Roosevelt First is our weekday morning email featuring the Daily Digest.



Nobel Laureate Stiglitz Blocked From SEC Panel After Faulting High-Speed Traders (Bloomberg News)

Dave Michaels reports that Roosevelt Institute Chief Economist Joseph Stiglitz believes he was blocked from the advisory panel because he is not “owned” by the industry in any way.

Fossil Free AU (WKOK)

Mark Lawrence interviews Katie Kirchner, president of the American University chapter of the Campus Network, about the campaign to get her university to divest from fossil fuels.

Poverty Leads to Death for More Black Americans Than Whites (The Guardian)

Jana Kasperkevic speaks to the study’s lead researcher, who explains possible reasons that increases in income inequality would reduce mortality rates for whites and increase them for Blacks.

Cities Set to Take Minimum-Wage Stage (WSJ)

Eric Morath looks at the trend of cities raising their own minimum wage, in the face of state and federal GOP resistance. Federal action is seen as particularly unlikely with the current Congress.

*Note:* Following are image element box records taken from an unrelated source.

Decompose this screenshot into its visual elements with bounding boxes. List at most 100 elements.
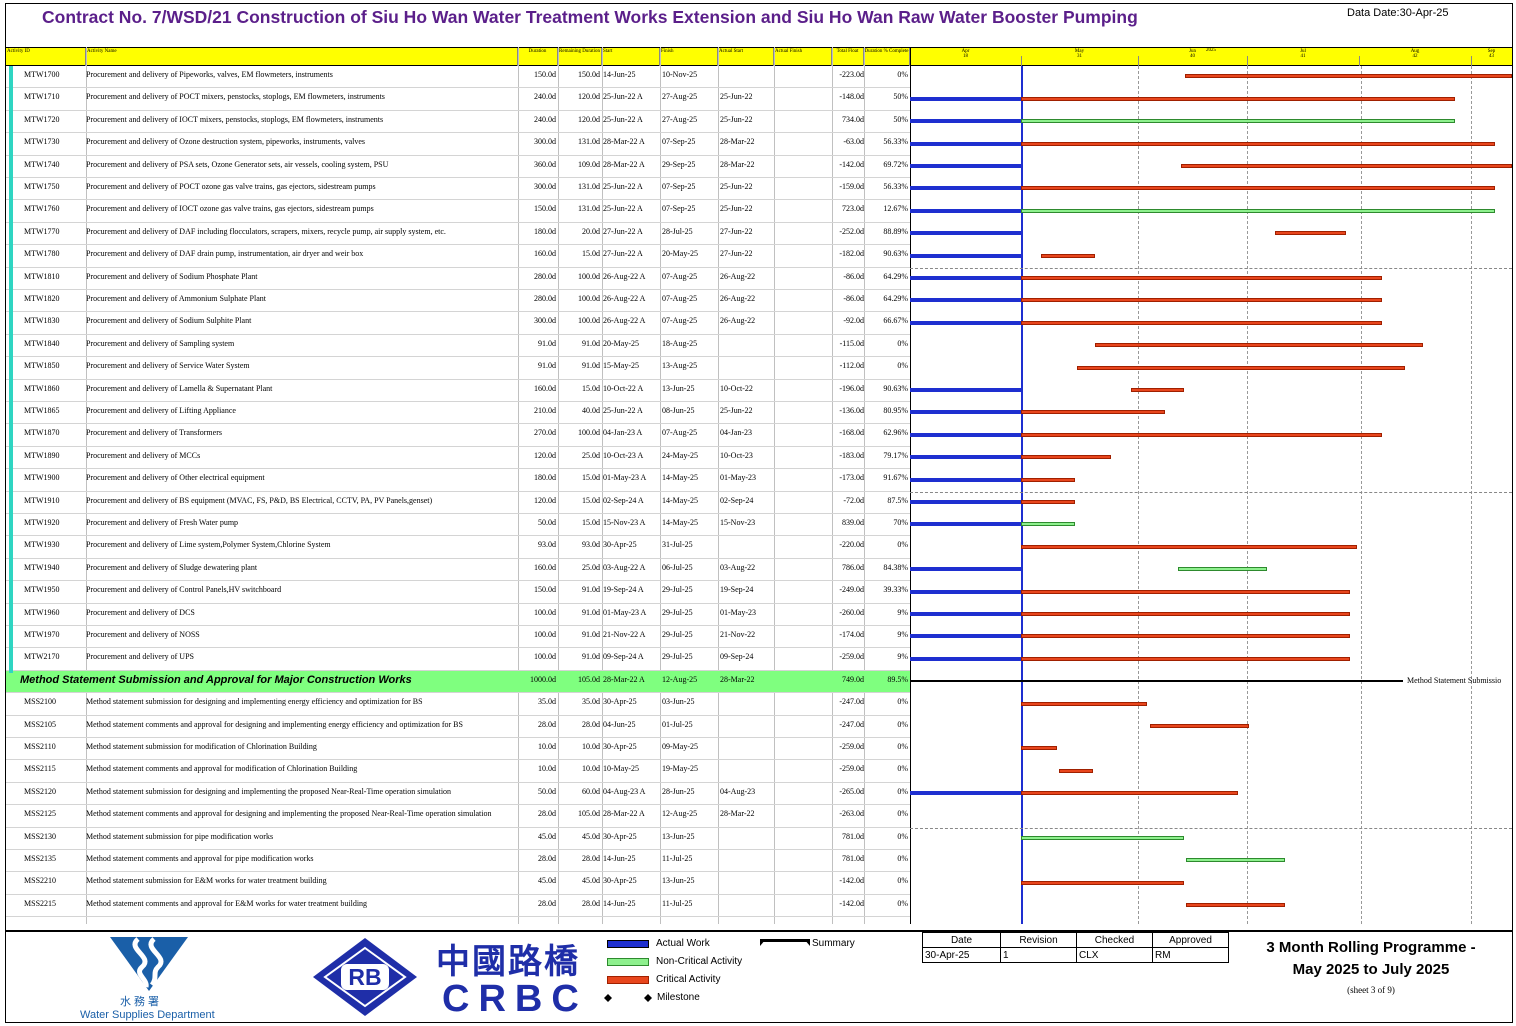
table-row[interactable]: MSS2100 Method statement submission for d…	[6, 693, 910, 716]
table-row[interactable]: MTW1810 Procurement and delivery of Sodiu…	[6, 268, 910, 290]
gantt-summary-bar[interactable]	[910, 680, 1403, 682]
gantt-actual-bar[interactable]	[910, 298, 1021, 302]
col-header-pct-complete[interactable]: Duration % Complete	[864, 48, 910, 66]
table-row[interactable]: MTW1720 Procurement and delivery of IOCT …	[6, 111, 910, 133]
gantt-actual-bar[interactable]	[910, 209, 1021, 213]
gantt-noncritical-bar[interactable]	[1021, 836, 1184, 840]
table-row[interactable]: MTW1900 Procurement and delivery of Other…	[6, 469, 910, 492]
gantt-actual-bar[interactable]	[910, 231, 1021, 235]
table-row[interactable]: MTW1970 Procurement and delivery of NOSS 1…	[6, 626, 910, 648]
group-row[interactable]: Method Statement Submission and Approval…	[6, 671, 910, 693]
gantt-critical-bar[interactable]	[1041, 254, 1095, 258]
gantt-actual-bar[interactable]	[910, 97, 1021, 101]
gantt-actual-bar[interactable]	[910, 590, 1021, 594]
table-row[interactable]: MSS2210 Method statement submission for E…	[6, 872, 910, 895]
table-row[interactable]: MTW1760 Procurement and delivery of IOCT …	[6, 200, 910, 223]
table-row[interactable]: MTW1950 Procurement and delivery of Contr…	[6, 581, 910, 604]
col-header-start[interactable]: Start	[602, 48, 660, 66]
gantt-critical-bar[interactable]	[1021, 186, 1495, 190]
gantt-noncritical-bar[interactable]	[1178, 567, 1267, 571]
gantt-critical-bar[interactable]	[1275, 231, 1346, 235]
gantt-critical-bar[interactable]	[1021, 321, 1382, 325]
table-row[interactable]: MTW1910 Procurement and delivery of BS eq…	[6, 492, 910, 514]
gantt-actual-bar[interactable]	[910, 164, 1021, 168]
gantt-critical-bar[interactable]	[1095, 343, 1423, 347]
gantt-critical-bar[interactable]	[1021, 545, 1357, 549]
table-row[interactable]: MTW1865 Procurement and delivery of Lifti…	[6, 402, 910, 424]
gantt-critical-bar[interactable]	[1059, 769, 1093, 773]
gantt-actual-bar[interactable]	[910, 500, 1021, 504]
table-row[interactable]: MTW1850 Procurement and delivery of Servi…	[6, 357, 910, 380]
table-row[interactable]: MTW1710 Procurement and delivery of POCT …	[6, 88, 910, 111]
table-row[interactable]: MSS2105 Method statement comments and app…	[6, 716, 910, 738]
gantt-actual-bar[interactable]	[910, 791, 1021, 795]
gantt-critical-bar[interactable]	[1181, 164, 1512, 168]
col-header-total-float[interactable]: Total Float	[832, 48, 864, 66]
table-row[interactable]: MTW1830 Procurement and delivery of Sodiu…	[6, 312, 910, 335]
table-row[interactable]: MTW1730 Procurement and delivery of Ozone…	[6, 133, 910, 156]
table-row[interactable]: MTW1920 Procurement and delivery of Fresh…	[6, 514, 910, 536]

The Mortal Threat to Medicaid — and How to Fix It (LA Times)

On January 1, a short-term raise in Medicaid reimbursement rates expired, and Michael Hiltzik says that unless that raise is restored, Medicaid enrollees will struggle to find doctors.

American Consumers are More Upbeat (WaPo)

Catherine Rampell suggests that Americans’ renewed confidence in the economy could be due to small improvements in wages and jobs – or because even mediocrity looks good today.

New on Next New Deal

Wall Street’s Choice: Antonio Weiss Nomination Illustrates What’s Wrong With Economic Policy

Roosevelt Institute Senior Fellow Brad Miller argues that Weiss’s nomination is part of a larger anti-democratic pattern of prioritizing the financial sector’s prosperity above all else in economic policy.